Conclusions and the Repair Issue
What I glean from all of this feedback is that First Act instruments are a student model instrument that serves the purpose of introducing young people to the world of music. For half the price, the student can own an instrument of comparable quality to other student model instruments. Quality control, however, seems to be hit-or-miss, as consumers report both great and horrible results with instrument durability, tone, and intonation.
Probably the biggest negative of First Act instruments is that there is a limited national network of music stores that will repair them. When I had my clarinet student with a First Act clarinet, she needed work done only a month after she had bought it. The road rep that came to my school from a local music shop said that his shop wouldn't touch it. First Act has a database of repair facilities that repair their instruments available on the company website. I live in the Greater Philadelphia area, an area dense with commerce of all kinds, including dozens of music shops of all types.

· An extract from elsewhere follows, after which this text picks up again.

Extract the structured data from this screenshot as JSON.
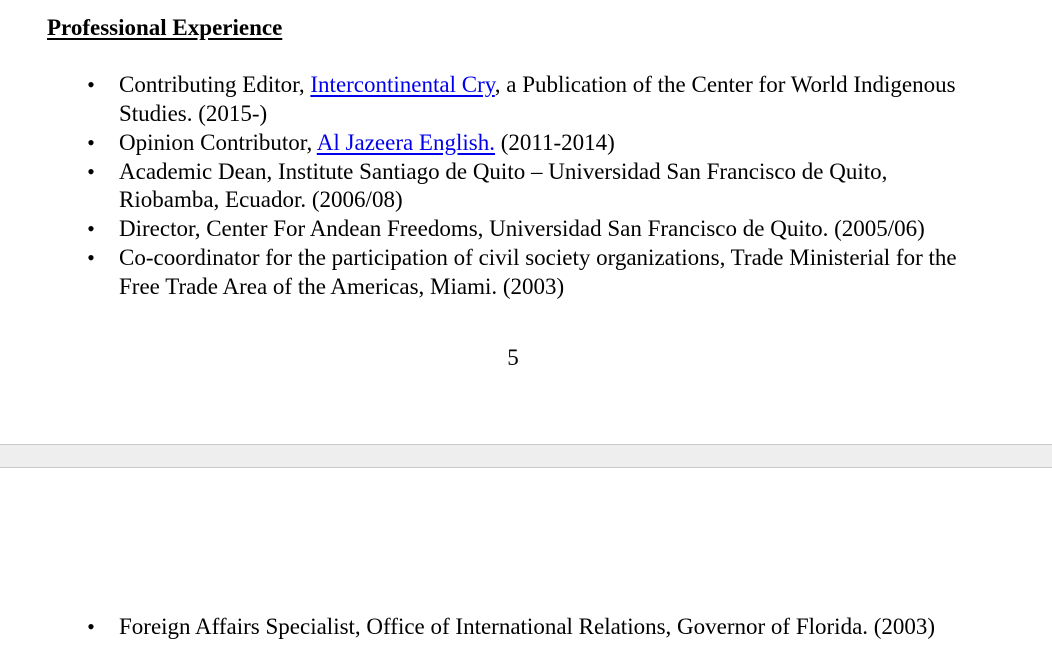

The closest facility to me that will take First Act band instruments is a 45-minute drive away. That alone is a determining factor that will discourage me from recommending these instruments to my students.
Most music stores that rent beginner instruments to students have "rent-to-own" programs. My local shop rents in either four-month increments or for the whole school year. They offer a 1-to-1 credit towards purchase on all money paid for leasing. At their current rate, a family would own their instrument in three school years, and that price includes a damage waiver. Also, most instrument shops will give you a "loaner" instrument while they repair the leased instrument. If you own the instrument requiring repairs, this is not the case. When it comes down to it, it is a matter of whether or not you want an affordable instrument to own up front, or you wish to invest in something that will last longer.